Sunday, February 2, 2020

Cookie Cutter Ice Windows

Cookie Cutter Ice Windows

With a deep cookie tray and cookie cutters, you can make an ice window that looks great in daylight or with illumination at night.

Jen Hedberg's excellent book, Ice Luminary Magic, provided the inspiration for this method, but in reverse.  She shows how to use cookie cutters to make ice shapes.  By switching which ice is saved and which is discarded, I make cookie-cutter shaped holes in ice windows.  

The "trick" is to keep as much water as possible out of the interior of the cookie cutters while freezing the ice in the tray.  This is accomplished by starting with the tray, the cookie cutters, and the water as cold as possible.  Then you pour a very thin layer of water carefully around the cookie cutters.  Leave it to freeze.  Keep more water at near-freezing temperatures and pour additional layers, letting each one freeze around the cookie cutters.  
When the ice is thick enough (usually five to eight layers), set the cookie tray on bubble wrap in the bathtub and release the sheet of ice.  Sometimes it works to just twist the tray a bit, but it may be necessary to pour a little hot water over the bottom.  I set the tray aside to use later for carrying the ice sheet.  If you're lucky, there is little or no ice inside the shapes, but usually you have to melt out a thin layer.  For that, I use a focused spray of hot water aimed into the cookie cutter while the sheet is held upright.  The hot water also helps loosen the cookie cutter so that it can be slid out.  

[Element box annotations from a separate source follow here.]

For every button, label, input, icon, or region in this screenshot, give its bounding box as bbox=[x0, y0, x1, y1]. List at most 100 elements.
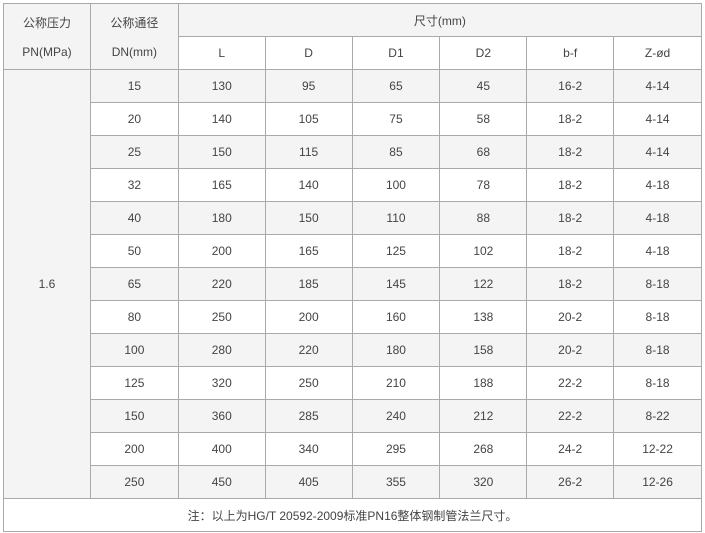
table-cell: 180 bbox=[351, 333, 441, 367]
table-cell: 32 bbox=[89, 168, 179, 202]
table-cell: 140 bbox=[264, 168, 353, 202]
table-row: 32 165 140 100 78 18-2 4-18 bbox=[4, 168, 702, 202]
column-header-b-f: b-f bbox=[526, 36, 615, 70]
table-cell: 4-14 bbox=[613, 102, 702, 136]
table-cell: 138 bbox=[439, 300, 528, 334]
table-cell: 220 bbox=[264, 333, 353, 367]
table-cell: 250 bbox=[264, 366, 353, 400]
table-cell: 22-2 bbox=[526, 366, 615, 400]
table-cell: 130 bbox=[177, 69, 266, 103]
table-cell: 250 bbox=[89, 465, 179, 499]
table-cell: 150 bbox=[264, 201, 353, 235]
table-cell: 4-14 bbox=[613, 135, 702, 169]
note-text: 注：以上为HG/T 20592-2009标准PN16整体钢制管法兰尺寸。 bbox=[3, 498, 702, 532]
table-cell: 295 bbox=[351, 432, 441, 466]
table-cell: 450 bbox=[177, 465, 266, 499]
table-cell: 102 bbox=[439, 234, 528, 268]
table-row: 40 180 150 110 88 18-2 4-18 bbox=[4, 201, 702, 235]
table-cell: 200 bbox=[264, 300, 353, 334]
table-row: 1.6 15 130 95 65 45 16-2 4-14 bbox=[3, 69, 702, 499]
diameter-unit: DN(mm) bbox=[111, 45, 158, 59]
table-cell: 125 bbox=[89, 366, 179, 400]
table-cell: 80 bbox=[89, 300, 179, 334]
table-cell: 200 bbox=[89, 432, 179, 466]
table-cell: 18-2 bbox=[526, 201, 615, 235]
table-cell: 18-2 bbox=[526, 168, 615, 202]
diameter-label: 公称通径 bbox=[110, 16, 159, 30]
table-row: 100 280 220 180 158 20-2 8-18 bbox=[4, 333, 702, 367]
table-cell: 165 bbox=[177, 168, 266, 202]
table-cell: 68 bbox=[439, 135, 528, 169]
table-cell: 320 bbox=[439, 465, 528, 499]
table-cell: 85 bbox=[351, 135, 441, 169]
header-row-1: 公称压力 PN(MPa) 公称通径 DN(mm) 尺寸(mm) bbox=[3, 3, 703, 70]
table-cell: 22-2 bbox=[526, 399, 615, 433]
column-header-l: L bbox=[177, 36, 266, 70]
table-cell: 355 bbox=[351, 465, 441, 499]
table-cell: 95 bbox=[264, 69, 353, 103]
table-cell: 220 bbox=[177, 267, 266, 301]
table-cell: 20-2 bbox=[526, 300, 615, 334]
table-cell: 12-22 bbox=[613, 432, 702, 466]
table-cell: 100 bbox=[89, 333, 179, 367]
pressure-label: 公称压力 bbox=[22, 16, 71, 30]
pressure-header: 公称压力 PN(MPa) bbox=[3, 3, 91, 70]
table-cell: 8-18 bbox=[613, 333, 702, 367]
table-cell: 110 bbox=[351, 201, 441, 235]
table-cell: 12-26 bbox=[613, 465, 702, 499]
flange-dimension-table: 公称压力 PN(MPa) 公称通径 DN(mm) 尺寸(mm) L D D1 D2 b-… bbox=[3, 3, 703, 532]
table-cell: 150 bbox=[89, 399, 179, 433]
table-cell: 160 bbox=[351, 300, 441, 334]
note-row: 注：以上为HG/T 20592-2009标准PN16整体钢制管法兰尺寸。 bbox=[3, 498, 702, 532]
dimensions-header: 尺寸(mm) bbox=[177, 3, 703, 37]
table-cell: 15 bbox=[89, 69, 179, 103]
table-cell: 8-18 bbox=[613, 267, 702, 301]
header-row-2: L D D1 D2 b-f Z-ød bbox=[4, 36, 702, 70]
table-cell: 65 bbox=[89, 267, 179, 301]
table-cell: 122 bbox=[439, 267, 528, 301]
diameter-header: 公称通径 DN(mm) bbox=[89, 3, 179, 70]
table-cell: 4-18 bbox=[613, 168, 702, 202]
table-cell: 75 bbox=[351, 102, 441, 136]
table-cell: 20 bbox=[89, 102, 179, 136]
table-cell: 18-2 bbox=[526, 102, 615, 136]
table-cell: 405 bbox=[264, 465, 353, 499]
table-cell: 250 bbox=[177, 300, 266, 334]
table-cell: 150 bbox=[177, 135, 266, 169]
table-cell: 65 bbox=[351, 69, 441, 103]
table-cell: 105 bbox=[264, 102, 353, 136]
table-cell: 400 bbox=[177, 432, 266, 466]
table-cell: 8-18 bbox=[613, 300, 702, 334]
column-header-d2: D2 bbox=[439, 36, 528, 70]
table-cell: 18-2 bbox=[526, 135, 615, 169]
table-cell: 25 bbox=[89, 135, 179, 169]
table-cell: 185 bbox=[264, 267, 353, 301]
column-header-d1: D1 bbox=[351, 36, 441, 70]
table-cell: 212 bbox=[439, 399, 528, 433]
table-cell: 4-18 bbox=[613, 201, 702, 235]
table-row: 50 200 165 125 102 18-2 4-18 bbox=[4, 234, 702, 268]
table-cell: 4-14 bbox=[613, 69, 702, 103]
table-cell: 115 bbox=[264, 135, 353, 169]
table-cell: 40 bbox=[89, 201, 179, 235]
table-cell: 280 bbox=[177, 333, 266, 367]
table-cell: 360 bbox=[177, 399, 266, 433]
table-cell: 18-2 bbox=[526, 234, 615, 268]
table-cell: 20-2 bbox=[526, 333, 615, 367]
table-row: 20 140 105 75 58 18-2 4-14 bbox=[4, 102, 702, 136]
table-cell: 125 bbox=[351, 234, 441, 268]
table-cell: 100 bbox=[351, 168, 441, 202]
table-cell: 24-2 bbox=[526, 432, 615, 466]
column-header-z-d: Z-ød bbox=[613, 36, 702, 70]
table-cell: 340 bbox=[264, 432, 353, 466]
table-cell: 4-18 bbox=[613, 234, 702, 268]
table-row: 125 320 250 210 188 22-2 8-18 bbox=[4, 366, 702, 400]
table-row: 150 360 285 240 212 22-2 8-22 bbox=[4, 399, 702, 433]
pressure-value: 1.6 bbox=[3, 69, 91, 499]
table-cell: 18-2 bbox=[526, 267, 615, 301]
table-cell: 140 bbox=[177, 102, 266, 136]
table-row: 25 150 115 85 68 18-2 4-14 bbox=[4, 135, 702, 169]
table-row: 80 250 200 160 138 20-2 8-18 bbox=[4, 300, 702, 334]
table-cell: 145 bbox=[351, 267, 441, 301]
table-row: 250 450 405 355 320 26-2 12-26 bbox=[4, 465, 702, 499]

I'll generally slide the sheet of ice gently back into the tray after removing the cookie cutters.  At that point, it's possible to put it back outdoors with a bit of fresh ice-cold water to re-freeze.  That produces a solid ice window that usually has the design in clear ice while the rest of the sheet is milky white.  
Sometimes the result of adding back water is to make a ghostly image.  The main point of producing a solid sheet of ice is to be able to assemble four sheets into a square to make a large luminary with a candle in the middle, while protecting the candle from the wind.  For display as just a sheet standing up on end, I usually leave the holes open.

To add depth to the ice window, I often add ice appliques made in silicone baking pans like this one.  They can be "welded" in place by wetting them in ice water and touching them to the surface of the ice sheet.  





"Cut glass" ice lantern

This ice luminary is a variation on one from Jen Hedberg's book Ice Luminary Magic, in which a flexible insert into a bucket is used to produce a patterned surface on an ice lantern.  

For this one, we use a silicone roasting mat called "Pyramid Pan" and a commercial hexagonal Arctic Ice Lantern mold.

To make this version, I trim the curved ends of two Pyramid Pan mats.

For a small luminary, one mat is enough, but for the Arctic Ice Lantern mold, it takes two of them, overlapped inside the mold.

Here, the two mats are nested inside the Arctic Ice Lantern mold, with an overlap of several rows.  

It helps to freeze them in place with an initial inch or so of water in the bottom of the mold.  This should not come up over the indentation at the bottom, since that will provide the opening when the luminary is unmolded.  Very cold water is added after the first inch freezes, and that is allowed to freeze about 2" thick.

Here, the frozen luminary has been removed from the mold (seen in the background), by setting it upside down in a bathtub until it loosens, and gently letting it unmold onto bubble wrap.  It's been turned over to expose the opening that was created by the indentation in the mold not freezing solid.  There is a layer of ice on the outside of the Pyramid Pan mats, and that needs to be removed by freeing up the overlapped edge (using some hot water) and pulling it off.

I poured some hot water along the edge of the overlap until I could begin peeling it away from the luminary.  Once it starts pulling free, the remainder falls away easily in large sheets.  

There are a few points where this can be tricky.  It's sometimes hard to be sure the walls are thick enough, and I've had to add back the cold water and continue freezing if they are too thin.


I make a smaller version of this luminary in an extra-large Clorox wipe container from which I cut off the ridge at the top.  

For this one, I trim a Pyramid Pan to fit the mold.  This avoids having to overlap two mats, and it can be made in a home freezer.

This small lantern doesn't tolerate having a flame inside, but it can be illuminated with LED lights.